LIRNEasia has done research on the geographical incidence of poverty and how formerly residential areas in the city of Colombo are gradually turning into business-dominated areas, among others. These policy-relevant data analytics research activities were undertaken using pseudonymized call detail records and related data kept by providers of mobile telecommunication services. Will these data be still available to researchers after the importation of rigid forms of data protection anchored on purpose specification and informed consent?

Service providers can satisfy the legal requirements by inserting broadly worded statements on purposes such as improvement of services into the contracts they enter with all customers. But it will be impossible to specify the kinds of novel research uses that are necessary for innovation among the specified purposes. The result will be the shutting down of access to the large data streams essential for machine learning research.
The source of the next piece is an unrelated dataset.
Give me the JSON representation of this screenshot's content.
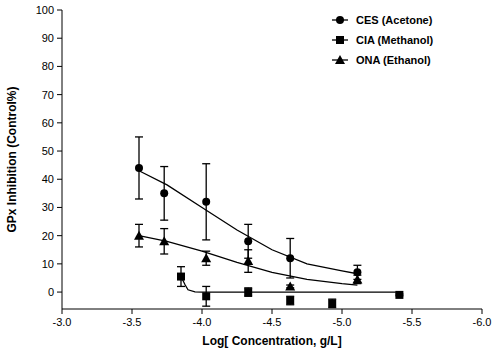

Big companies will be further strengthened because the only people who can use their massive data streams will those who directly work for the companies or are their contractors.

It is no accident that most of the breakthroughs in AI are happening in China and North America. Europe is a laggard, despite the availability of highly trained data scientists. That is because they are constrained in their access to data. The drafters of the data protection law have, unfortunately, been responsive to the lobbying of firms wanting to get a piece of the low-tech and low-skill business process outsourcing business. There is no one to lobby for the AI companies that have yet to come into being.

Capacity of the data protection authority

It is commendable that the Bill focuses on the overall architecture of the regulatory scheme and leaves the details for rules to be made in the future. Those actions are to be taken by the state agency designated to serve as the Data Protection Authority. As stated above, the Authority will have to rely on the Consolidated Fund; it will not have its own resources.

Even in Europe, the heartland of data protection, data protection authorities are under-resourced, do not have enough staff with the necessary technical skills, and take inordinately long to respond to complaints. It was reported by the New York Times last year that all but three (Germany, Italy, and the UK) had annual budgets of less than 25 million Euros.

The above benchmark may be interpreted to mean that a minimum of 25 million Euros a year is required to run an efficient data protection authority. That is over 5 billion Sri Lanka rupees in operational funds. The likelihood of the Sri Lankan data protection authority being given even one-fifth of that by the Treasury is small. They will be bound by government-wide rules and may face difficulties in paying the right salaries as most recently demonstrated by the controversy about salaries proposed for key personnel at the Board of Investment. The commendable removal of the registration requirement may not be enough of an adaptation.

Sri Lanka has well-crafted laws but rarely are they implemented satisfactorily. If the regulator is under-resourced, little more than ticking the boxes so that Sri Lanka will pass the EU's adequacy test is likely to be achieved, and even that is uncertain. The best law is not one that is optimal in a technical sense, but one which is most appropriate for the local conditions.